Sa grand-mère, rescapée comme elle, a rempli son enfance de gestes rituels : les offrandes au temple, les prières chuchotées, les sarons distribués aux plus pauvres, « comme elle le faisait dans son village, avant la guerre ». C’est elle qui lui a appris à parler cambodgien. « Elle avait vu son mari mourir sous ses yeux. Elle a tout perdu. Et elle m’a appris à vivre. »

 

 

Pinou et ses parents en 1981 lors de leur arrivée à Montréal
Pinou et ses parents en 1981 lors de leur arrivée à Montréal

 

 

Une élite fracassée par l’histoire

Les parents de Pinou faisaient partie d’une certaine élite cambodgienne. En France, son père était ingénieur, sa mère étudiante. « Ils avaient tout pour réussir. Et ils sont revenus au Cambodge, en 1975, par amour pour ma grand-mère. »  Une erreur tragique. Le régime Khmer rouge les a envoyés en camps de travail. « Mon père a failli être exécuté pour avoir coupé une noix de coco tombée au sol.

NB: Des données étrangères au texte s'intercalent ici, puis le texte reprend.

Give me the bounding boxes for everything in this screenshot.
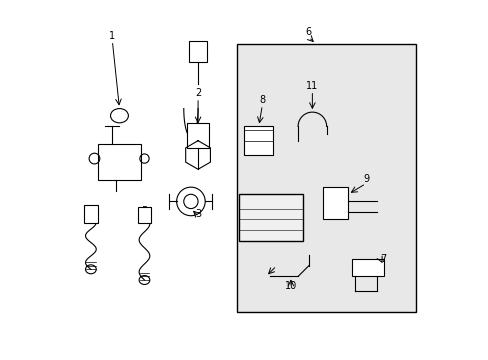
Text: 11: 11 (305, 81, 318, 91)
Text: 1: 1 (109, 31, 115, 41)
Bar (138, 207, 151, 223)
Text: 6: 6 (305, 27, 311, 37)
Bar (351, 258, 383, 276)
Text: 4: 4 (88, 213, 94, 223)
Bar (98, 144, 141, 180)
Text: 8: 8 (259, 95, 265, 105)
Bar (187, 123, 208, 148)
Text: 5: 5 (141, 206, 147, 216)
Text: 3: 3 (195, 209, 201, 219)
Bar (237, 44, 415, 312)
Bar (323, 187, 347, 219)
Bar (239, 194, 303, 241)
Text: 10: 10 (284, 281, 296, 291)
Bar (189, 41, 206, 62)
Text: 9: 9 (362, 174, 368, 184)
Text: 2: 2 (195, 88, 201, 98)
Text: 7: 7 (380, 253, 386, 264)
Bar (83, 205, 98, 223)
Bar (244, 126, 272, 155)
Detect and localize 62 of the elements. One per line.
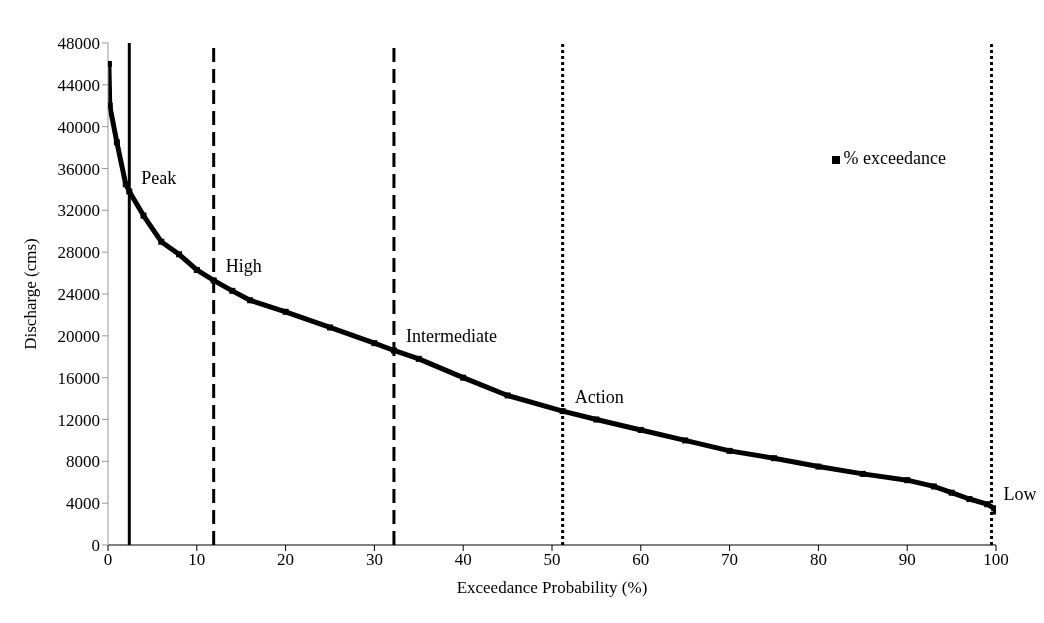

Ceux qui, à Paris, étaient des camarades de classe, ont levé la main pour le condamner. Cela, il ne l’a jamais oublié. Sa confiance en l’autre s’est éteinte.»

Arrivés à Montréal, ils ont tout recommencé. Usines, appartements, solitude. « Mon père, qui dirigeait une usine en France, ici, devait emballer des boîtes car ses diplômes français n’étaient pas reconnus. Ils n’ont jamais voulu retourner au Cambodge. Jamais. »

 

 

Génération sandwich

Pinou a grandi entre deux mondes. Elle dit « chez nous » en parlant du Cambodge, mais n’y a jamais mis les pieds. « Mon fils est né ici, son père est québécois. Mais il sent bien qu’il n’est pas tout à fait “d’ici”. » Dans son quartier de Brossard, elle jongle avec les identités. Cambodgienne, Québécoise, bouddhiste, francophone. « Je me suis toujours sentie différente. Et en même temps, je suis partout. »

Cette ambivalence, elle l’assume, mais elle pèse. « J’élève mon fils, je m’occupe de mes parents. Je suis cette génération sandwich. Celle qui porte, qui transmet, mais qui n’a pas toujours reçu. »

 

 

Les grands parents paternels de Pinou
Les grands parents paternels de Pinou

 

Une vocation née d’une promesse

C’est dans les silences de sa grand-mère que Pinou a trouvé sa voie. Elle est devenue avocate. « Elle me disait toujours : “Tu as une voix, utilise-la.” » Elle aurait voulu travailler à l’international, pour l’ONU peut-être. Mais elle est restée, pour s’occuper des siens. « Ce n’est pas un sacrifice. C’est un choix d’amour. »

Elle a travaillé à Loto-Québec, puis au Barreau de Montréal. Sa mission ? Protéger les gens. « Ce que mes parents n’ont pas eu. Ce que beaucoup de réfugiés n’ont jamais eu. » Elle parle avec conviction, avec une chaleur calme. Comme quelqu’un qui sait que la justice, parfois, commence à la maison.

 

 

Le Cambodge : un retour qui n’a pas eu lieu

« Je n’y suis jamais retournée. J’ai peur. » Ce n’est pas la peur d’un pays étranger, mais celle de réveiller des douleurs anciennes. « J’aimerais y aller avec mon fils, avec mes parents. Mais le temps passe. Ils vieillissent. Et moi, je me demande si je saurai y marcher. » Elle a lu, s’est informée, a douté. « On nous a servi une version simplifiée de l’histoire. Mais qui était vraiment derrière le coup d’État de 1970 ? Les Américains ? Les Vietnamiens ? Paul Pot ? Il y a tant de zones d’ombre. »

Elle regarde des vidéos, découvre des visages, reconnaît parfois une voix. « Un jour, j’ai vu un vieux couple, pieds nus, vivant dans une cabane en plastique. Ils auraient pu être mes parents, si on n’était pas partis. »

 

Pour que le silence ne l’emporte pas
 

Pinou ne cherche pas la réconciliation. Elle cherche la clarté. Pour elle, pour son fils, pour cette communauté qui peine à se dire. « Je veux que cette mémoire-là ne meure pas. » Elle parle d’un retour au Cambodge, « comme un pèlerinage ». Elle dit aussi qu’elle ne s’y sentira jamais tout à fait chez elle. Mais peut-être, au bord du Mékong, sous un ciel familier, saura-t-elle enfin ce que signifie le mot « racines ».